Julukan "Gubernur Konten" yang disematkan kepadanya bukan sekadar ejekan atau pujian semata, ia adalah cerminan dari fenomena baru komunikasi politik Indonesia yang mengubah lanskap demokrasi kita.
Fenomena ini patut dikaji lebih dalam, tidak hanya dari aspek efektivitasnya dalam membangun popularitas, tetapi juga implikasinya terhadap kualitas diskursus publik dan substansi kepemimpinan di Indonesia.
Media Sosial sebagai Panggung Politik Baru
Dengan kurang lebih dari 7,9 juta pengikut di TikTok, Dedi Mulyadi telah membuktikan bahwa media sosial bukan sekadar alat tambahan, melainkan strategi komunikasi utama.
Platform ini menjadi kanal utamanya untuk menyampaikan pesan politik, menggambarkan kedekatan dengan rakyat kecil, hingga mengklarifikasi isu kontroversial. Gaya komunikasinya yang personal, naratif, sarat humor dan gestur budaya Sunda, berhasil membuat pesannya "mengena" di kalangan akar rumput.
Pendekatan multi-platform yang digunakannya juga menunjukkan pemahaman mendalam tentang ekosistem digital. Instagram dimanfaatkan untuk membangun citra visual dan personal melalui foto dan video penyampaian kebijakan.
Sementara YouTube tidak hanya menjadi platform dokumentasi, tetapi juga sumber pendapatan melalui AdSense yang sebagian dialokasikan untuk bantuan sosial, dari membeli sepatu anak hingga merenovasi rumah warga.
Model ini menciptakan apa yang bisa disebut sebagai "politik partisipatif berbasis konten", di mana masyarakat berperan sebagai penonton, penyokong, dan penerima manfaat sekaligus. Pendekatan ini menggabungkan aspek informatif, emosional, sekaligus ekonomi dalam satu strategi komunikasi yang utuh.
Strategi Komunikasi Krisis di Era Digital
Keunggulan Dedi Mulyadi tidak hanya terletak pada kemampuan membangun narasi positif, tetapi juga dalam merespons krisis dan disinformasi.
Dalam kerangka Situational Crisis Communication Theory (SCCT) dari W. Timothy Coombs, pendekatan yang digunakannya konsisten menerapkan strategi "rebuild" dan "bolstering".
Alih-alih menampik kritik, ia menyambut kritik sebagai dialog.
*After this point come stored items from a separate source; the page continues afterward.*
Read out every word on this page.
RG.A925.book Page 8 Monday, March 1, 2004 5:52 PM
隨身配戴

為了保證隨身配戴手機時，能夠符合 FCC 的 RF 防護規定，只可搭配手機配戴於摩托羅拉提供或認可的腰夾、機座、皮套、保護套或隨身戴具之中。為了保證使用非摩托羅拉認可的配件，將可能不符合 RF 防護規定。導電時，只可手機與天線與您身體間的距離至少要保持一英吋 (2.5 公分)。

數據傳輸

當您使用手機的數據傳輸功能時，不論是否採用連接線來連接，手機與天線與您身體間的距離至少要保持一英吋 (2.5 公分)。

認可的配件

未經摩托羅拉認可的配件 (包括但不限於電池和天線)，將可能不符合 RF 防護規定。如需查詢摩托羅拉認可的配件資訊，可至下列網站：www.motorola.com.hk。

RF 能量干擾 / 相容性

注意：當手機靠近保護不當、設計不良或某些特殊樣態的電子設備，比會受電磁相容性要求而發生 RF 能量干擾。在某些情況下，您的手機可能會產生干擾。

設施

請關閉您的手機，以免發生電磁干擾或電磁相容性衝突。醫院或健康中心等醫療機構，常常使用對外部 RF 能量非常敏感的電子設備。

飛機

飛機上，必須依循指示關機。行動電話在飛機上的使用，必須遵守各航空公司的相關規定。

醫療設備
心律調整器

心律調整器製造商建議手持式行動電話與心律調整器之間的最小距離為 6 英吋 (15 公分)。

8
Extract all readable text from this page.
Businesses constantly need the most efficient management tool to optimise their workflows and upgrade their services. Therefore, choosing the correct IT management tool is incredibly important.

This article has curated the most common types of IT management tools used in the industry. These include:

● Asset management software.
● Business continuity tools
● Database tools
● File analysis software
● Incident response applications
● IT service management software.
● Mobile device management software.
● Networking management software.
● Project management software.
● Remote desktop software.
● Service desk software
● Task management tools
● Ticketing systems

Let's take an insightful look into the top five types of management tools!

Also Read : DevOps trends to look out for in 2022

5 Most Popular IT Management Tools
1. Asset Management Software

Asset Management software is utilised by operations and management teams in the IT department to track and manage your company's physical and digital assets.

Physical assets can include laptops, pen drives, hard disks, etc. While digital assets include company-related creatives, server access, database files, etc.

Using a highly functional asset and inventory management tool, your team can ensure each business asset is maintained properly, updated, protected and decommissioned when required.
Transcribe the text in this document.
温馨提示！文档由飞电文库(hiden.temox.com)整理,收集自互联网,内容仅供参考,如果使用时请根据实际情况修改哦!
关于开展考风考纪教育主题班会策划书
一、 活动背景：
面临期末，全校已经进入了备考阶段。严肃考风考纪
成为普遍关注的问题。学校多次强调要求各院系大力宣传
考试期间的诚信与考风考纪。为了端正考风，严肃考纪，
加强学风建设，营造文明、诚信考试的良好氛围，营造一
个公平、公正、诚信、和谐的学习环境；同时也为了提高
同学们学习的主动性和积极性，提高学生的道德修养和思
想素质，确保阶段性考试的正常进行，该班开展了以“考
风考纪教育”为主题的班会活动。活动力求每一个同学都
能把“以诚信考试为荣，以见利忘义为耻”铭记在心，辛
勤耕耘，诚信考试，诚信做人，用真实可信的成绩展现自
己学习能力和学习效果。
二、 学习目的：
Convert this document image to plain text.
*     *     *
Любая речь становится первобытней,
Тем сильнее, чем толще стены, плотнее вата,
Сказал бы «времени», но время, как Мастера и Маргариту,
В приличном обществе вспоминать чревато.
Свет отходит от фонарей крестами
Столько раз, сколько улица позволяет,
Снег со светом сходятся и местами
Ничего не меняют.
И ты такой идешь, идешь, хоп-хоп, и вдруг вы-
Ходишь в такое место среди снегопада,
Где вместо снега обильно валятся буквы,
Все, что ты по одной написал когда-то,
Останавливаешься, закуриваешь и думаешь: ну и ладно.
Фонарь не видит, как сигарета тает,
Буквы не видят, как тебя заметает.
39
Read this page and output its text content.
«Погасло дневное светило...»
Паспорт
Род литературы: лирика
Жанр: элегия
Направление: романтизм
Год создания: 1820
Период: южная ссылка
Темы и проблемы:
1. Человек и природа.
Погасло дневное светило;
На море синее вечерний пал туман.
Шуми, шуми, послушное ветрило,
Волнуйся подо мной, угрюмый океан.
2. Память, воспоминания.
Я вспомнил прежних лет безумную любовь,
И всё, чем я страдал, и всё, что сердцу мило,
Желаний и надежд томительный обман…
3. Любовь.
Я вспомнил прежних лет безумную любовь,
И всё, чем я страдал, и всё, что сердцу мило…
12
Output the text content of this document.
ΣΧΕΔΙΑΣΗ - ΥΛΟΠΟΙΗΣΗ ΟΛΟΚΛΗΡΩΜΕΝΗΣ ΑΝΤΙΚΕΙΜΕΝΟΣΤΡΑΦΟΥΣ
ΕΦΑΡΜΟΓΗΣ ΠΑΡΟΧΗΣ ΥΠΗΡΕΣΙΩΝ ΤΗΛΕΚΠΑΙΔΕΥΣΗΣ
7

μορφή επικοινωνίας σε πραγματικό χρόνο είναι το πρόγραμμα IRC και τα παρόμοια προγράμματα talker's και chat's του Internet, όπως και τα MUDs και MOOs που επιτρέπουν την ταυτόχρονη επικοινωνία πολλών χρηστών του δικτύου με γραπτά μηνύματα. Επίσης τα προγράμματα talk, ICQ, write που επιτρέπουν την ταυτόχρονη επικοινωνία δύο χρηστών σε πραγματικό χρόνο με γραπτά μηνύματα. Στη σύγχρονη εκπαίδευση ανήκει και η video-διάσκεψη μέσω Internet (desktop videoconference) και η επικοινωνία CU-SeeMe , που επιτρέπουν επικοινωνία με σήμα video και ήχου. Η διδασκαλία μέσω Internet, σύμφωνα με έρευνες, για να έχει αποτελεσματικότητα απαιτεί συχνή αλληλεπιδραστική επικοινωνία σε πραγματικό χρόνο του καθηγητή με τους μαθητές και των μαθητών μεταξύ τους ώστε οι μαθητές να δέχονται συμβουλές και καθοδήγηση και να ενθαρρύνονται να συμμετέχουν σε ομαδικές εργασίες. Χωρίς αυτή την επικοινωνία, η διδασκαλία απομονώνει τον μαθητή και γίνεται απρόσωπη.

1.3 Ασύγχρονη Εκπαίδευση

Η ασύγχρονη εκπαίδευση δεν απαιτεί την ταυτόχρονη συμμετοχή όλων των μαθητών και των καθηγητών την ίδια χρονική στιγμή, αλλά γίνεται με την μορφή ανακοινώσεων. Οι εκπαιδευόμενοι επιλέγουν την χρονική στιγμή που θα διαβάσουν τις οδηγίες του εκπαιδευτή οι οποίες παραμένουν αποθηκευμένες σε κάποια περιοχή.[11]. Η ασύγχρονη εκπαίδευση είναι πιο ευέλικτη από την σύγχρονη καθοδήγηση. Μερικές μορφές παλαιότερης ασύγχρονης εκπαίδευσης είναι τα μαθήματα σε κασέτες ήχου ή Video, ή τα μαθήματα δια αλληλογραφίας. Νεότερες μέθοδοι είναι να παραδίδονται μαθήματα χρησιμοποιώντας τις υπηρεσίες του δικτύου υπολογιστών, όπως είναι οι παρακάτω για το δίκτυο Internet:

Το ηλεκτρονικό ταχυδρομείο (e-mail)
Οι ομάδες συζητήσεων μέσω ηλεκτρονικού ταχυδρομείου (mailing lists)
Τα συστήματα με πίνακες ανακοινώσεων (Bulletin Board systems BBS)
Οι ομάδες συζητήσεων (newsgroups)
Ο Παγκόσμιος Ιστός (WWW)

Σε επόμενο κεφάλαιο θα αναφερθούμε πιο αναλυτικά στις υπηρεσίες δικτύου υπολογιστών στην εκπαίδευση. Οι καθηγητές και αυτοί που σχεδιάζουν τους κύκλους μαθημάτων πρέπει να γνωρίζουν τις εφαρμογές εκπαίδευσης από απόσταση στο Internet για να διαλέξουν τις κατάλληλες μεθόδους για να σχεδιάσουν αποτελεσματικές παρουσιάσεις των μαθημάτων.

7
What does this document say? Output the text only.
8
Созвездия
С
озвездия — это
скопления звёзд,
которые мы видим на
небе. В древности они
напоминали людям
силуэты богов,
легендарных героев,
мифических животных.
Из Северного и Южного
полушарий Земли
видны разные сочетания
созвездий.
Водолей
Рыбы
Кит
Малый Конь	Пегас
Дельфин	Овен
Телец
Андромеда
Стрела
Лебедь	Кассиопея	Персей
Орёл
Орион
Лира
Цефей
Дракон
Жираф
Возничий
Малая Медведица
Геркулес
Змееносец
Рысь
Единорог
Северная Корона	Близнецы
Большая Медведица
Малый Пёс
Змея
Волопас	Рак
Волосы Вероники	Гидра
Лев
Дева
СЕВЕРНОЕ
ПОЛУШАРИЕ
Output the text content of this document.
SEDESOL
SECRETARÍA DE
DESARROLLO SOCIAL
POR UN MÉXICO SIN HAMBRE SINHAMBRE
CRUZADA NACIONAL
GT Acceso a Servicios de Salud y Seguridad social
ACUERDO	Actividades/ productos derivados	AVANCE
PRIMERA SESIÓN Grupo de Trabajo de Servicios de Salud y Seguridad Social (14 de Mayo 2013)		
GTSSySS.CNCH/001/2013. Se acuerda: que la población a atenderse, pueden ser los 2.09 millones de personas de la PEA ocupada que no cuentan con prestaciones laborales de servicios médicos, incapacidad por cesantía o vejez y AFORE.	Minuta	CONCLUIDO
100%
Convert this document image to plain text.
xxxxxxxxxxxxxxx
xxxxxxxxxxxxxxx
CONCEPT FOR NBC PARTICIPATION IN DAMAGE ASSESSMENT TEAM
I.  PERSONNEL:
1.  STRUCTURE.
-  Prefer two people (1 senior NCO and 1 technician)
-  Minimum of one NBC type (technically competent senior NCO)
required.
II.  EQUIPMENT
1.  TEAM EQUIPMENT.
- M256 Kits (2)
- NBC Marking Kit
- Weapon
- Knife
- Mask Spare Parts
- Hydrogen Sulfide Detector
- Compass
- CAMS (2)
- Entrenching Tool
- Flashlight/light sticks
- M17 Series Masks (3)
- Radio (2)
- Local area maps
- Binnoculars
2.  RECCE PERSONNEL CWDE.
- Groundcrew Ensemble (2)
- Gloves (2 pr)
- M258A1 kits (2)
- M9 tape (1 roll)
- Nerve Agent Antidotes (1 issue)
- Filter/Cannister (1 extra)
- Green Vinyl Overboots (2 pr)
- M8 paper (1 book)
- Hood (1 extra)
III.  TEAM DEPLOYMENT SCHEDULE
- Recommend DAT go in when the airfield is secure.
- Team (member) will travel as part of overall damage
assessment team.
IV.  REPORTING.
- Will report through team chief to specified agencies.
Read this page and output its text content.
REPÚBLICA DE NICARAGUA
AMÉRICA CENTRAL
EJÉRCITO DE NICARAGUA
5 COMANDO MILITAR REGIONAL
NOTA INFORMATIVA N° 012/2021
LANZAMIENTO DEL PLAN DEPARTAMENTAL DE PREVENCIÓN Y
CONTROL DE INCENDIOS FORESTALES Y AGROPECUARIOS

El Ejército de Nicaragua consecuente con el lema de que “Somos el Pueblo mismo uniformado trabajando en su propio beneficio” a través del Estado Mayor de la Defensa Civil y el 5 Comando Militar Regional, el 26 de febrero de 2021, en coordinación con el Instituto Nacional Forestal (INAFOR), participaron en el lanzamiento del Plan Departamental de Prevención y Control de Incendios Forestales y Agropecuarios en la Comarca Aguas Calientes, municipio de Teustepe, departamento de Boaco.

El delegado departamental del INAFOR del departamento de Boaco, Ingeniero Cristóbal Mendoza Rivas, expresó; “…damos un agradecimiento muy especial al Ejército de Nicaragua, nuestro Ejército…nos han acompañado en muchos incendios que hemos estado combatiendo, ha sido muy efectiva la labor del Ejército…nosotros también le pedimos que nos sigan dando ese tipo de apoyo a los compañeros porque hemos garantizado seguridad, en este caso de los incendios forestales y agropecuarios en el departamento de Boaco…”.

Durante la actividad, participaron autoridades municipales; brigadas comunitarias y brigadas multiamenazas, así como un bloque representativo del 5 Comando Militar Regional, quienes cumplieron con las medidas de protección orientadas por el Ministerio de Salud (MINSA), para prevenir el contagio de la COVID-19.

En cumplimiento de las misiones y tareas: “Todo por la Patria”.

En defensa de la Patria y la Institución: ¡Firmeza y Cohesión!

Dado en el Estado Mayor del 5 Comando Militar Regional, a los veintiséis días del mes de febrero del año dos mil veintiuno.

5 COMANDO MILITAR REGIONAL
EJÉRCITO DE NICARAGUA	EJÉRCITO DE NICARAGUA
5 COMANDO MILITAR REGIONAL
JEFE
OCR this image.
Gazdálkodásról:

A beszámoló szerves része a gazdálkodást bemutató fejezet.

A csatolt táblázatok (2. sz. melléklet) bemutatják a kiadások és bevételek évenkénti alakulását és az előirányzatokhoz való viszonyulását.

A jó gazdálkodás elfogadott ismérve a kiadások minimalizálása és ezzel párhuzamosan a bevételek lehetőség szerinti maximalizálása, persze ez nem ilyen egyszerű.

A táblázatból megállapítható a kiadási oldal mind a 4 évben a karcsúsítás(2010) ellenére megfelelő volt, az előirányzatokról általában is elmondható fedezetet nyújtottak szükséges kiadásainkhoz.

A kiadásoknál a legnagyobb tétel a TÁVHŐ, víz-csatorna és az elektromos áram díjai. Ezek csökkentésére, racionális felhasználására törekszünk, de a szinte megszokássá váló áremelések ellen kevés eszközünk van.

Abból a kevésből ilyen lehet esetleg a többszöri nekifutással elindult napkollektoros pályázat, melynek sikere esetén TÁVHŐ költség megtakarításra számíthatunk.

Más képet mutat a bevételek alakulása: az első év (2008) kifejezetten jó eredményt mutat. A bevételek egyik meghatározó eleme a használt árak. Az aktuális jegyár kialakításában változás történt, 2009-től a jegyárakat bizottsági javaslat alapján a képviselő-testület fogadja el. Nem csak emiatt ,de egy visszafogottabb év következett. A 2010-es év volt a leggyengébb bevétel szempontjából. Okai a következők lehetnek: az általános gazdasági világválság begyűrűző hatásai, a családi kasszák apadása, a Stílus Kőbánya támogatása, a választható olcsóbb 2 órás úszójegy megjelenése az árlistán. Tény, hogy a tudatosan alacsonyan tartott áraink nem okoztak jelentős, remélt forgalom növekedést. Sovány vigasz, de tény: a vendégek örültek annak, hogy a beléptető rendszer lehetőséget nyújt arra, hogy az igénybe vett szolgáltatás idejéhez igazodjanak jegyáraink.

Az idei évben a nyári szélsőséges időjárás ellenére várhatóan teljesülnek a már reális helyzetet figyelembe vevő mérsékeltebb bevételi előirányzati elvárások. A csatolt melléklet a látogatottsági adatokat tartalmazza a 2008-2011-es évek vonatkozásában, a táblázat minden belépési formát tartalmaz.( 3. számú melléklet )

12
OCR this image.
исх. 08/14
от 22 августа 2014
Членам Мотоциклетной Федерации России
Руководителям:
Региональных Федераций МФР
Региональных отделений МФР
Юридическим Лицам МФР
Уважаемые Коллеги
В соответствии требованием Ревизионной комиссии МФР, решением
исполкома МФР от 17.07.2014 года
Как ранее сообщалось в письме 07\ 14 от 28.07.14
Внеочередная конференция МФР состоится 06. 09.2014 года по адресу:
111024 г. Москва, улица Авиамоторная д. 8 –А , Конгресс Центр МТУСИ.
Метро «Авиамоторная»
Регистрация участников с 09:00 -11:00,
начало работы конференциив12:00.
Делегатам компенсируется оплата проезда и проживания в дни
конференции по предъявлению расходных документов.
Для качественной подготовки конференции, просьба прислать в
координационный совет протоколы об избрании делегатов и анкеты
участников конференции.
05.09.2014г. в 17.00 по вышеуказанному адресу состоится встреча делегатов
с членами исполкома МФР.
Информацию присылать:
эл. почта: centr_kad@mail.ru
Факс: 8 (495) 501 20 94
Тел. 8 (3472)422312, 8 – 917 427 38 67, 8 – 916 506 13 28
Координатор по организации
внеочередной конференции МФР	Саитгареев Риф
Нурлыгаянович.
Ketika dijuluki "Gubernur Konten", ia justru menjelaskan bahwa konten adalah sarana efisien menyampaikan kinerja tanpa membebani anggaran daerah.
Kebijakan kontroversial seperti pendidikan militer bagi siswa bermasalah dijelaskan sebagai upaya pembentukan karakter, bukan represi. Kritik terhadap infrastruktur rusak ditanggapi langsung dengan kunjungan lapangan dan penjelasan real-time melalui video pendek.
Strategi "preemptive communication" ini memungkinkannya menyampaikan klarifikasi sebelum isu membesar, bahkan sebelum diliput media konvensional. Ini adalah bentuk komunikasi krisis yang sangat efektif di era digital, di mana kecepatan respons menentukan arah opini publik.
Fenomena Dediphobia
Salah satu fenomena paling menarik dari strategi komunikasi Dedi Mulyadi adalah munculnya istilah "Dediphobia" ketakutan anak-anak terhadap sosoknya karena video-video peringatan yang ia unggah.
Dalam video tersebut, Dedi menyampaikan bahwa anak-anak yang malas mandi, tidak mau makan, sulit bangun pagi, dan melawan orang tua bisa dijemput langsung olehnya untuk disekolahkan di barak militer.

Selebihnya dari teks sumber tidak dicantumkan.